Who Cares ?
2014

2011
NRDirector
Roko Belic
Runtime
75 minutes
Average Rating
No ratings yetSynopsis
Happy is a 2011 feature documentary film directed, written, and co-produced by Roko Belic. It explores human happiness through interviews with people from all walks of life in 14 different countries, weaving in the newest findings of positive psychology. Director Roko Belic was originally inspired to create the film after producer/director Tom Shadyac (Liar, Liar, Patch Adams, Bruce Almighty) showed him an article in the New York Times entitled "A New Measure of Well Being From a Happy Little Kingdom". The article ranks the United States as the 23rd happiest country in the world. Shadyac then suggested that Belic make a documentary about happiness. Belic spent several years interviewing over 20 people, ranging from leading happiness researchers to a rickshaw driver in Kolkatta, a family living in a "co-housing community" in Denmark, a woman who was run over by a truck, a Cajun fisherman, and more.
Overall Score
Good
Category Breakdown
LGBTQ+ Representation
The film maintains a neutral stance toward LGBTQ+ identities. It does not center queer narratives or offer specific critiques of heteronormativity within its global scope.
Gender Representation
Male and female voices are balanced across professional and domestic roles.
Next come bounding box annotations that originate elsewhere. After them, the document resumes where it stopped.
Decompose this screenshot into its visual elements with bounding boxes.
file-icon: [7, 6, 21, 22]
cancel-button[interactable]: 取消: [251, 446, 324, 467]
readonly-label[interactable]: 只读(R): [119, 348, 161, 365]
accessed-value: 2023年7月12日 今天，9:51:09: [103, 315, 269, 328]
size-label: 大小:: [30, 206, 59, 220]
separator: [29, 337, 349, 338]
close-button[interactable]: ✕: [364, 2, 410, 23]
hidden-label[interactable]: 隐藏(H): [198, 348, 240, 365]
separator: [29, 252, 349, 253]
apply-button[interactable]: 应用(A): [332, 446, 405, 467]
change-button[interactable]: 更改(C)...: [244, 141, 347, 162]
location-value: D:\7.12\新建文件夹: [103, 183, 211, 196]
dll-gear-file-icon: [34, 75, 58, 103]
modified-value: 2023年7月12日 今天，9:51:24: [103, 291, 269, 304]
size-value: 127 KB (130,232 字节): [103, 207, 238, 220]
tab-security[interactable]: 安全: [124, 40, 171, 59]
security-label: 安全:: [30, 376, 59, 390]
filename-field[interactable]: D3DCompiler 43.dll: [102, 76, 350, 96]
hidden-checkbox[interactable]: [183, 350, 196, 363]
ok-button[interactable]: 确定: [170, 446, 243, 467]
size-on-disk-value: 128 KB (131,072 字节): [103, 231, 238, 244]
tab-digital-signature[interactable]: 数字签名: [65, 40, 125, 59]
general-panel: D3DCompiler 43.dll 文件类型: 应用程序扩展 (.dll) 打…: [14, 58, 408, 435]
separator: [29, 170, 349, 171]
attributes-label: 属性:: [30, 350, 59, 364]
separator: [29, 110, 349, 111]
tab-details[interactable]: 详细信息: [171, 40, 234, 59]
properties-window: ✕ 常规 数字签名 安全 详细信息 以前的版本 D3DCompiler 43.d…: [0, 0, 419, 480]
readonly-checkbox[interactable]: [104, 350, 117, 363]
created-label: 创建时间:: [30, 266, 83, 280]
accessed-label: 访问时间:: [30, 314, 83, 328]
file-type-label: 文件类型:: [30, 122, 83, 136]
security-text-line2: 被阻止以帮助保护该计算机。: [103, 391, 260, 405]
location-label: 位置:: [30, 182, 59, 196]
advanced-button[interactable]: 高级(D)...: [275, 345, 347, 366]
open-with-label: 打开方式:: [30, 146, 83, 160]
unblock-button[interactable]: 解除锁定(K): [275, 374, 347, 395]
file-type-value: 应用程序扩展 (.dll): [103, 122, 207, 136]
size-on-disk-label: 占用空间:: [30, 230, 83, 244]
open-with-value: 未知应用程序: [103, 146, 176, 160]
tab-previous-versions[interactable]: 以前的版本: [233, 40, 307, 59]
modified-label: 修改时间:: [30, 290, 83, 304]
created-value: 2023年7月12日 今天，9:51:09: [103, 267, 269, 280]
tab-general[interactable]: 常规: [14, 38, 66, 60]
Women are presented with agency as subjects of sociological importance rather than through traditional domestic tropes.
Racial & Ethnic Diversity
The documentary disrupts Western-centric perspectives by centering voices from Costa Rica, Bhutan, Iceland, and India. Diverse ethnic groups are foundational to the film's thesis rather than tokenistic.
Religious & Cultural Diversity
The narrative deconstructs Western capitalist structures by contrasting US material wealth with social cohesion in developing nations. It prioritizes communal connection over individual consumerism.
Disability Representation
Resilience is explored through subjects like a woman who survived a traumatic accident. The film avoids inspiration porn, treating her experience as a legitimate psychological study.
Strengths
Areas for Improvement
AI Analysis
Happy succeeds by dismantling the Western-centric gaze, replacing it with a global tapestry of human experience. By prioritizing voices from Bhutan to India, the film proves that happiness is not a commodity tied to GDP. While the film excels in cultural and racial breadth, it remains somewhat neutral regarding specific identity politics. It lacks a dedicated focus on LGBTQ+ narratives or explicit gender subversion, opting instead for a broad sociological lens. Ultimately, the documentary's strength lies in its ability to treat diverse human experiences—from Cajun fishermen to survivors of trauma—as essential data points in a universal study of well-being.